Britten through the eyes of…Julius Drake

Photo (c) Sim Canetty-Clarke

Can you remember your first encounter with Britten’s music?

I think my first encounter with Britten’s music must have been when I went to play on the Britten-Pears courses. I actually went to play as part of the piano trio course that Hugh Maguire did and I loved it there. I visited the Red House, and I started listening particularly then to some of Britten’s music, and was invited to come back and play for some of the courses. One of them was with Nancy Evans and Peter Pears doing Britten songs, so I did a sort of crash course in Britten songs then in order to be able to play. In those days they had official accompanists, and they were always young people starting out, and I was the official accompanist on this occasion. So that’s really when I first discovered Britten songs.

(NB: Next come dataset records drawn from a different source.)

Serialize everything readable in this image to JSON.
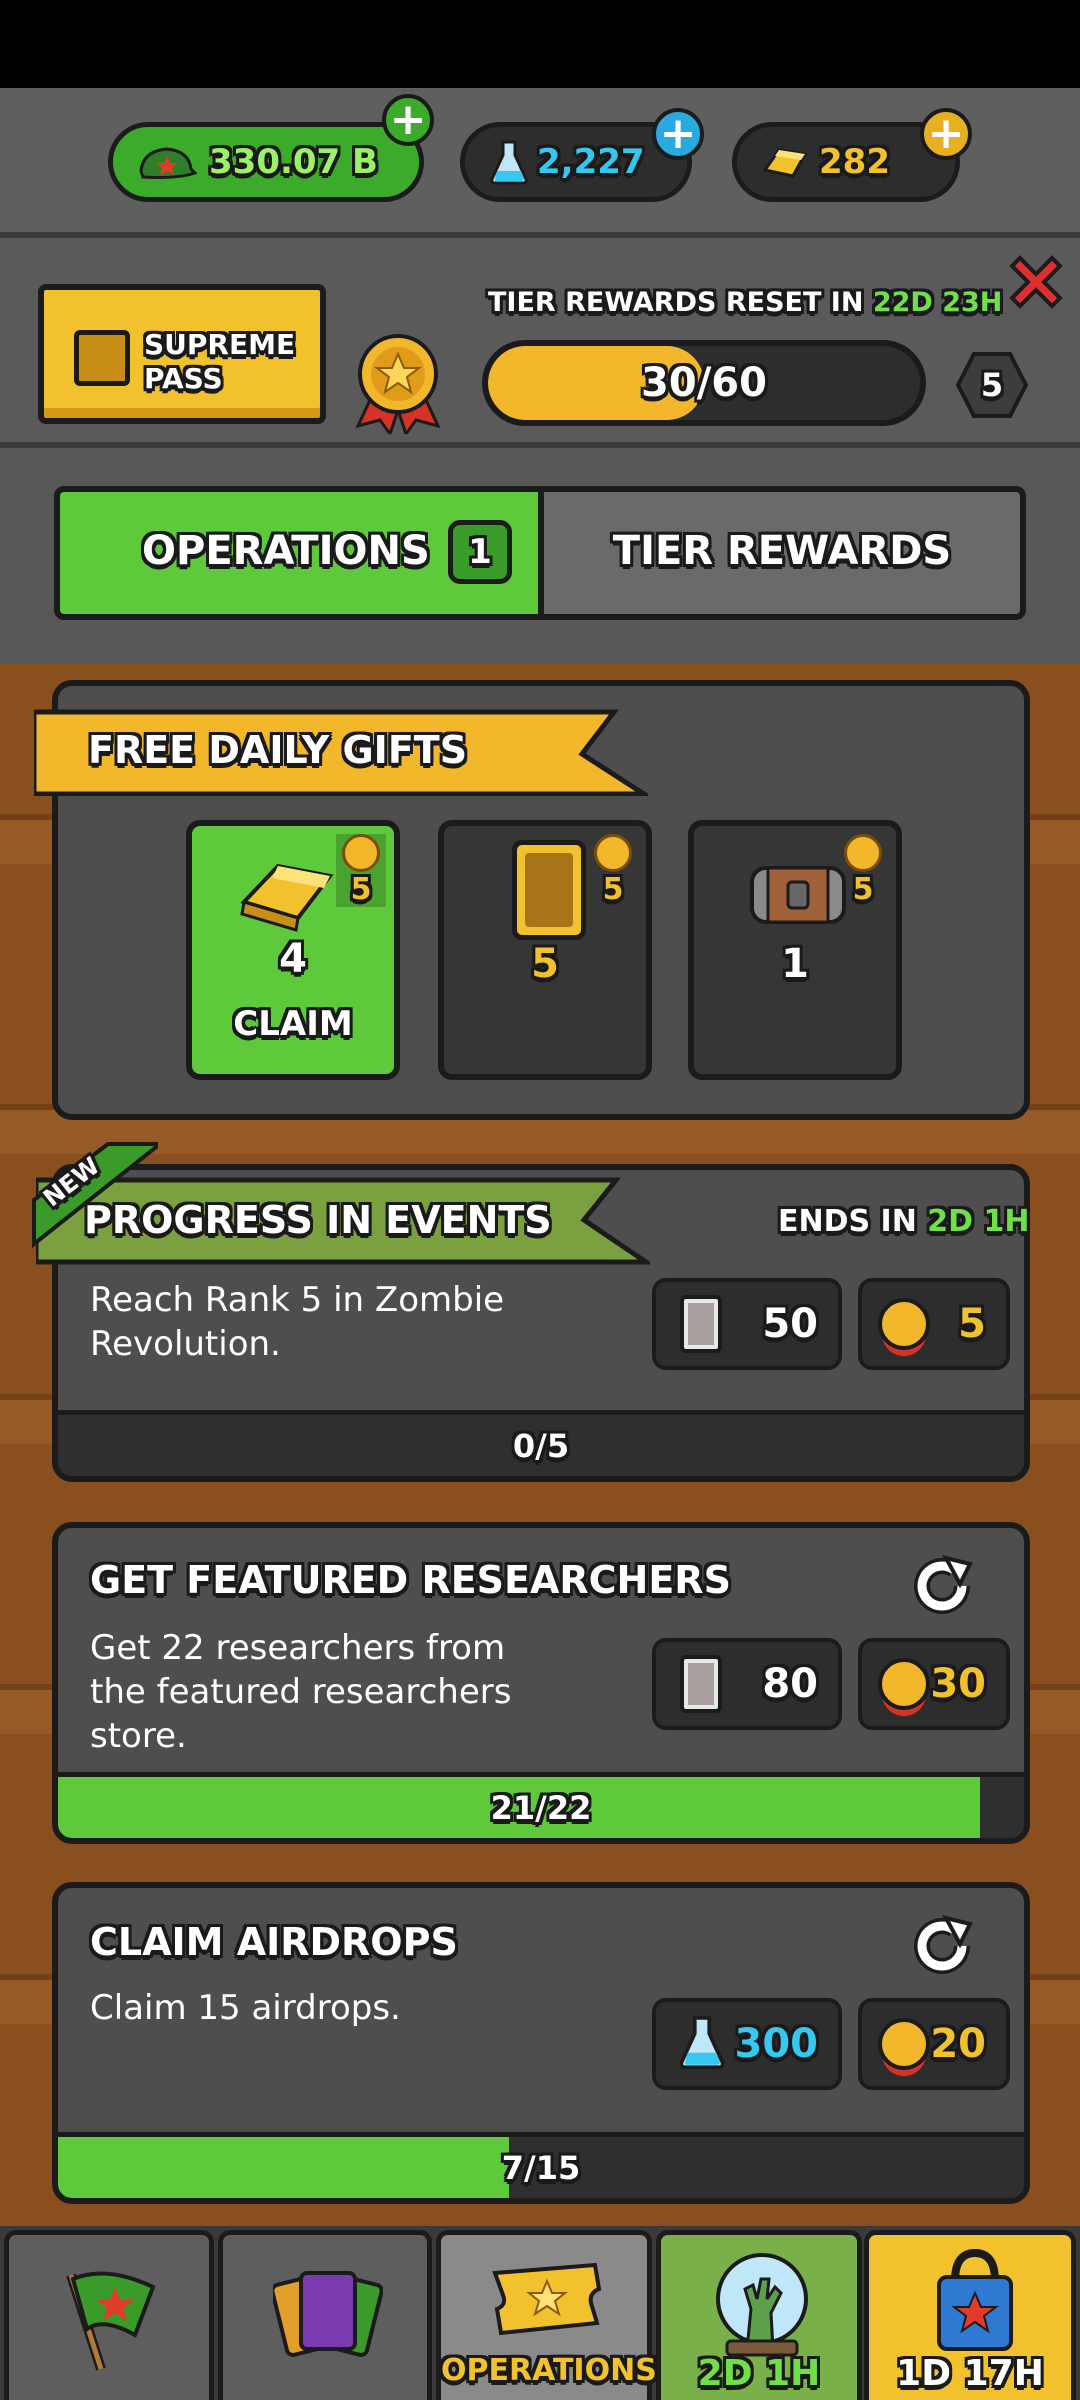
{
  "currencies": {
    "cash": "330.07 B",
    "science": "2,227",
    "gold": "282"
  },
  "pass": {
    "label_line1": "SUPREME",
    "label_line2": "PASS",
    "reset_label": "TIER REWARDS RESET IN",
    "reset_time": "22D 23H",
    "progress_text": "30/60",
    "progress_fraction": 0.5,
    "tier_level": "5"
  },
  "tabs": {
    "operations": "OPERATIONS",
    "operations_badge": "1",
    "tier_rewards": "TIER REWARDS"
  },
  "daily_gifts": {
    "title": "FREE DAILY GIFTS",
    "items": [
      {
        "icon": "gold-bars-icon",
        "count": "4",
        "medals": "5",
        "action": "CLAIM"
      },
      {
        "icon": "card-icon",
        "count": "5",
        "medals": "5"
      },
      {
        "icon": "chest-icon",
        "count": "1",
        "medals": "5"
      }
    ]
  },
  "tasks": [
    {
      "badge": "NEW",
      "title": "PROGRESS IN EVENTS",
      "ends_label": "ENDS IN",
      "ends_time": "2D 1H",
      "desc": "Reach Rank 5 in Zombie Revolution.",
      "reward1": "50",
      "reward2": "5",
      "progress_text": "0/5",
      "progress_fraction": 0
    },
    {
      "title": "GET FEATURED RESEARCHERS",
      "desc": "Get 22 researchers from the featured researchers store.",
      "reward1": "80",
      "reward2": "30",
      "progress_text": "21/22",
      "progress_fraction": 0.9545
    },
    {
      "title": "CLAIM AIRDROPS",
      "desc": "Claim 15 airdrops.",
      "reward1": "300",
      "reward2": "20",
      "progress_text": "7/15",
      "progress_fraction": 0.4667
    }
  ],
  "nav": {
    "operations": "OPERATIONS",
    "event_timer": "2D 1H",
    "shop_timer": "1D 17H"
  },
  "colors": {
    "green": "#5ec93a",
    "yellow": "#f2c12e",
    "cyan": "#35c8f0",
    "panel": "#4e4e4e"
  }
}
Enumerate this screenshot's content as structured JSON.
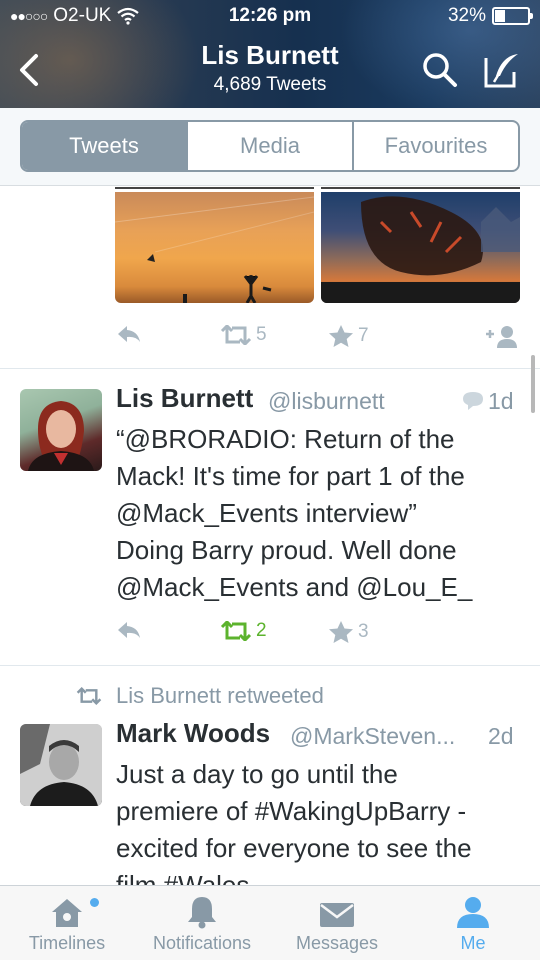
{
  "status_bar": {
    "signal": "●●○○○",
    "carrier": "O2-UK",
    "time": "12:26 pm",
    "battery": "32%"
  },
  "header": {
    "title": "Lis Burnett",
    "subtitle": "4,689 Tweets"
  },
  "segments": [
    {
      "label": "Tweets",
      "active": true
    },
    {
      "label": "Media",
      "active": false
    },
    {
      "label": "Favourites",
      "active": false
    }
  ],
  "tweet0": {
    "retweets": "5",
    "favourites": "7"
  },
  "tweet1": {
    "name": "Lis Burnett",
    "handle": "@lisburnett",
    "time": "1d",
    "text_lines": [
      "“@BRORADIO: Return of the",
      "Mack! It's time for part 1 of the",
      "@Mack_Events interview”",
      "Doing Barry proud. Well done",
      "@Mack_Events and @Lou_E_"
    ],
    "retweets": "2",
    "favourites": "3"
  },
  "tweet2": {
    "retweeted_by": "Lis Burnett retweeted",
    "name": "Mark Woods",
    "handle": "@MarkSteven...",
    "time": "2d",
    "text_lines": [
      "Just a day to go until the",
      "premiere of  #WakingUpBarry -",
      "excited for everyone to see the",
      "film #Wales"
    ]
  },
  "tabbar": [
    {
      "label": "Timelines",
      "active": false
    },
    {
      "label": "Notifications",
      "active": false
    },
    {
      "label": "Messages",
      "active": false
    },
    {
      "label": "Me",
      "active": true
    }
  ],
  "colors": {
    "accent": "#55acee",
    "retweet_active": "#5cb32d",
    "muted": "#8899a6"
  }
}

Did you accompany Peter Pears much?

Well I was playing in the class, so yes. He was an old man then, and not very well as he’d had a stroke, but he would illustrate and was able to teach. So I got a sort of first hand, ‘from the horse’s mouth’ – well, very close to the horse, anyway – about how the songs go, and how they should go.

So from your introduction to Britten, you had an accompanist’s point of view?

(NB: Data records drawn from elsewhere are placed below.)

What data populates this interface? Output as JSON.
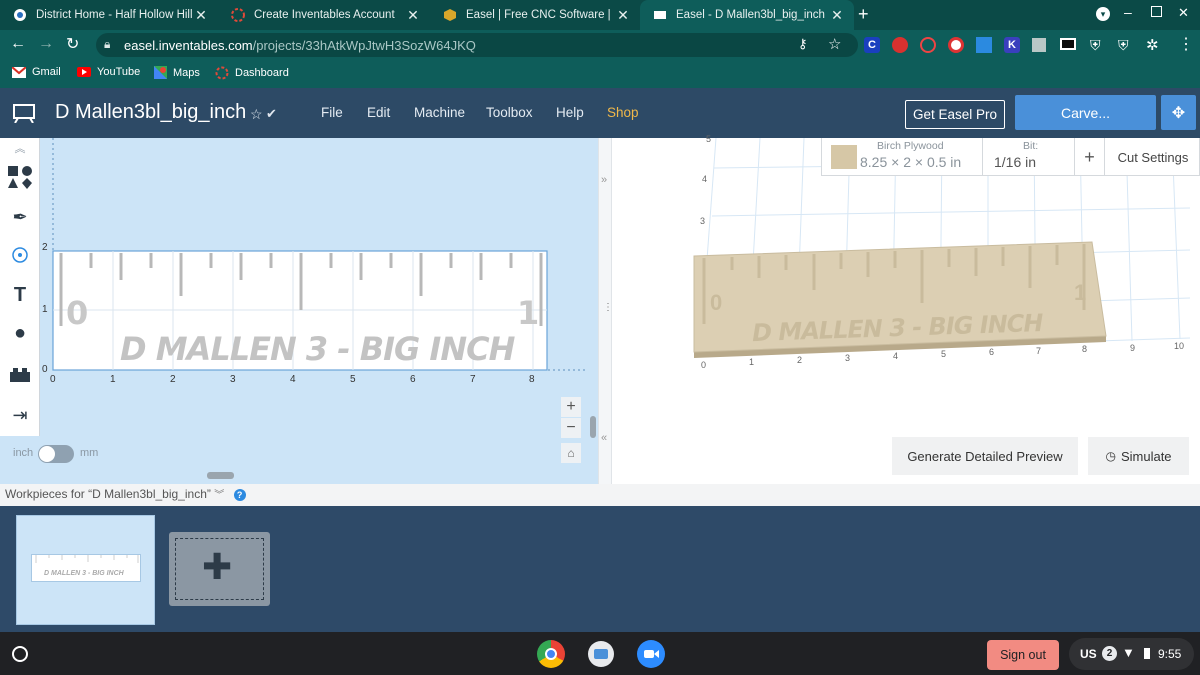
{
  "browser": {
    "tabs": [
      {
        "title": "District Home - Half Hollow Hills",
        "icon": "district-favicon-icon"
      },
      {
        "title": "Create Inventables Account",
        "icon": "inventables-favicon-icon"
      },
      {
        "title": "Easel | Free CNC Software | Inven",
        "icon": "easel-favicon-icon"
      },
      {
        "title": "Easel - D Mallen3bl_big_inch",
        "icon": "easel-active-favicon-icon",
        "active": true
      }
    ],
    "url_host": "easel.inventables.com",
    "url_path": "/projects/33hAtkWpJtwH3SozW64JKQ",
    "bookmarks": [
      {
        "label": "Gmail",
        "icon": "gmail-icon"
      },
      {
        "label": "YouTube",
        "icon": "youtube-icon"
      },
      {
        "label": "Maps",
        "icon": "maps-icon"
      },
      {
        "label": "Dashboard",
        "icon": "dashboard-icon"
      }
    ],
    "extensions": [
      "C",
      "K"
    ]
  },
  "app": {
    "project_title": "D Mallen3bl_big_inch",
    "menu": [
      "File",
      "Edit",
      "Machine",
      "Toolbox",
      "Help",
      "Shop"
    ],
    "get_pro_label": "Get Easel Pro",
    "carve_label": "Carve...",
    "accent_shop": "#f0b84a",
    "carve_color": "#4a90d9"
  },
  "design": {
    "ruler_text": "D MALLEN 3 - BIG INCH",
    "zero_label": "0",
    "one_label": "1",
    "x_ticks": [
      "0",
      "1",
      "2",
      "3",
      "4",
      "5",
      "6",
      "7",
      "8"
    ],
    "y_ticks": [
      "2",
      "1",
      "0"
    ],
    "unit_inch": "inch",
    "unit_mm": "mm"
  },
  "material": {
    "name": "Birch Plywood",
    "dims": "8.25 × 2 × 0.5 in",
    "bit_label": "Bit:",
    "bit_value": "1/16 in",
    "plus": "+",
    "cut_settings": "Cut Settings"
  },
  "preview": {
    "ruler_text": "D MALLEN 3 - BIG INCH",
    "x_ticks": [
      "0",
      "1",
      "2",
      "3",
      "4",
      "5",
      "6",
      "7",
      "8",
      "9",
      "10"
    ],
    "y_ticks": [
      "5",
      "4",
      "3"
    ],
    "zero_label": "0",
    "one_label": "1",
    "generate_label": "Generate Detailed Preview",
    "simulate_label": "Simulate"
  },
  "workpieces": {
    "label": "Workpieces for “D Mallen3bl_big_inch”",
    "thumb_text": "D MALLEN 3 - BIG INCH"
  },
  "shelf": {
    "sign_out": "Sign out",
    "locale": "US",
    "notif_count": "2",
    "time": "9:55"
  }
}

Yes. I don’t really believe in the word ‘accompanist’, and the whole idea that one is accompanying. It is from a chamber music point of view I would say, a version of chamber music. I know why it exists, the word, but I think it’s a misnomer, and it conveys the wrong idea, that somebody is following someone else and is in some way an appendage to somebody else. I don’t think it’s any different from playing violin sonatas or piano trios, in as much as it’s musicians making music together.

Have you seen much footage of Britten playing the piano, and what did you learn from that?

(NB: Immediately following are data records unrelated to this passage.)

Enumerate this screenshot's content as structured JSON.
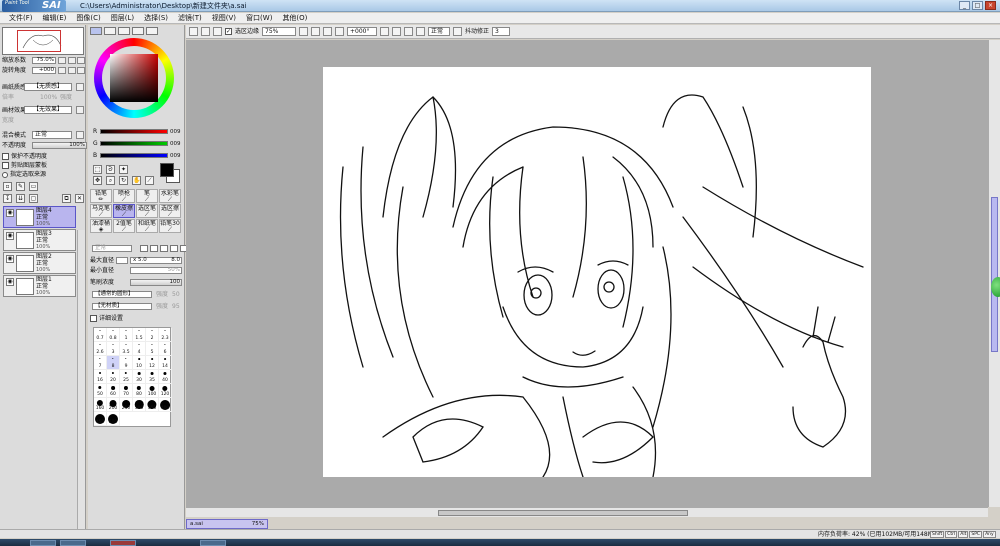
{
  "app": {
    "logo_small": "Paint Tool",
    "logo_big": "SAI",
    "title": "C:\\Users\\Administrator\\Desktop\\新建文件夹\\a.sai",
    "window_buttons": [
      "_",
      "□",
      "×"
    ]
  },
  "menu": [
    "文件(F)",
    "编辑(E)",
    "图像(C)",
    "图层(L)",
    "选择(S)",
    "滤镜(T)",
    "视图(V)",
    "窗口(W)",
    "其他(O)"
  ],
  "toolbar": {
    "selection_edge_label": "选区边缘",
    "zoom": "75%",
    "angle": "+000°",
    "mode": "正常",
    "stabilizer_label": "抖动修正",
    "stabilizer_value": "3"
  },
  "navigator": {
    "zoom_label": "缩放系数",
    "zoom_value": "75.0%",
    "rotate_label": "旋转角度",
    "rotate_value": "+000"
  },
  "texture": {
    "paper_label": "画纸质感",
    "paper_value": "【无质感】",
    "paper_sub1": "倍率",
    "paper_sub1_val": "100%",
    "paper_sub1_r": "强度",
    "paper_effect_label": "画材效果",
    "paper_effect_value": "【无效果】",
    "paper_effect_sub": "宽度"
  },
  "layer_props": {
    "blend_label": "混合模式",
    "blend_value": "正常",
    "opacity_label": "不透明度",
    "opacity_value": "100%",
    "preserve_opacity": "保护不透明度",
    "clipping": "剪贴图层蒙板",
    "selection_source": "指定选取来源"
  },
  "layers": [
    {
      "name": "图层4",
      "mode": "正常",
      "opacity": "100%",
      "selected": true
    },
    {
      "name": "图层3",
      "mode": "正常",
      "opacity": "100%",
      "selected": false
    },
    {
      "name": "图层2",
      "mode": "正常",
      "opacity": "100%",
      "selected": false
    },
    {
      "name": "图层1",
      "mode": "正常",
      "opacity": "100%",
      "selected": false
    }
  ],
  "color": {
    "rgb_labels": [
      "R",
      "G",
      "B"
    ],
    "rgb_values": [
      "009",
      "009",
      "009"
    ],
    "foreground": "#000000",
    "background": "#ffffff"
  },
  "tools": [
    {
      "label": "铅笔",
      "sel": false
    },
    {
      "label": "喷枪",
      "sel": false
    },
    {
      "label": "笔",
      "sel": false
    },
    {
      "label": "水彩笔",
      "sel": false
    },
    {
      "label": "马克笔",
      "sel": false
    },
    {
      "label": "橡皮擦",
      "sel": true
    },
    {
      "label": "选区笔",
      "sel": false
    },
    {
      "label": "选区擦",
      "sel": false
    },
    {
      "label": "油漆桶",
      "sel": false
    },
    {
      "label": "2值笔",
      "sel": false
    },
    {
      "label": "和纸笔",
      "sel": false
    },
    {
      "label": "铅笔30",
      "sel": false
    }
  ],
  "brush": {
    "mode_value": "正常",
    "max_size_label": "最大直径",
    "max_size_mult": "x 5.0",
    "max_size_value": "8.0",
    "min_size_label": "最小直径",
    "min_size_value": "50%",
    "density_label": "笔刷浓度",
    "density_value": "100",
    "shape_value": "【通常的圆形】",
    "shape_strength": "强度",
    "shape_strength_val": "50",
    "texture_value": "【无材质】",
    "texture_strength": "强度",
    "texture_strength_val": "95",
    "detail_label": "详细设置"
  },
  "brush_sizes": [
    "0.7",
    "0.8",
    "1",
    "1.5",
    "2",
    "2.3",
    "2.6",
    "3",
    "3.5",
    "4",
    "5",
    "6",
    "7",
    "8",
    "9",
    "10",
    "12",
    "14",
    "16",
    "20",
    "25",
    "30",
    "35",
    "40",
    "50",
    "60",
    "70",
    "80",
    "100",
    "120",
    "160",
    "200",
    "250",
    "300",
    "350",
    "400",
    "450",
    "500"
  ],
  "brush_selected": "8",
  "document": {
    "tab_name": "a.sai",
    "tab_zoom": "75%"
  },
  "status": {
    "memory": "内存负荷率: 42% (已用102MB/可用148MB)",
    "buttons": [
      "Shift",
      "Ctrl",
      "Alt",
      "SPC",
      "Any"
    ]
  }
}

I haven’t seen a lot of footage, but I’ve heard him playing a lot on record, and he is absolutely up there with my favourite pianists ever. It is extraordinary because he is primarily a great composer, but he was an astonishing pianist, not just a good one, not just a very good one, but an astonishingly good one. He was a magician at the piano, he could make it do whatever he wanted it to do, which of course all of us are trying to aspire to.

Does that make it difficult to approach his work, knowing what he has already achieved on record?

Not really, because he is such a precise composer, he writes very simply what he wants, and when you hear him playing it is an inspiration. I don’t find it debilitating. It’s not that he can play faster or more furiously than anybody else, it’s more the colours that he can find, and the magical way that he can turn a phrase. Usually when you can find that in a fellow pianist it’s an inspiration rather than something that makes you despair. That’s the sort of piano playing that I love. Likewise you can hear other people playing the piano and think, “That’s not what I want to do with the piano”. He is up there as one of my piano gods.

Is a big part of his success in song due to the texts he chose to set?

It is very much the text that changed the way he writes. I think it’s very different when he is writing in Italian for the Michelangelo Sonnets, compared to the English of the The Holy Sonnets of John Donne. I wouldn’t say he sounds like a different composer but there is a very clear difference in the style. He is very influenced by the language and the poem, and the music can become very terse if the language does, as in Who are these Children?, and he can be very Italianate and florid as in the Michelangelo Sonnets. It seems to go with the language.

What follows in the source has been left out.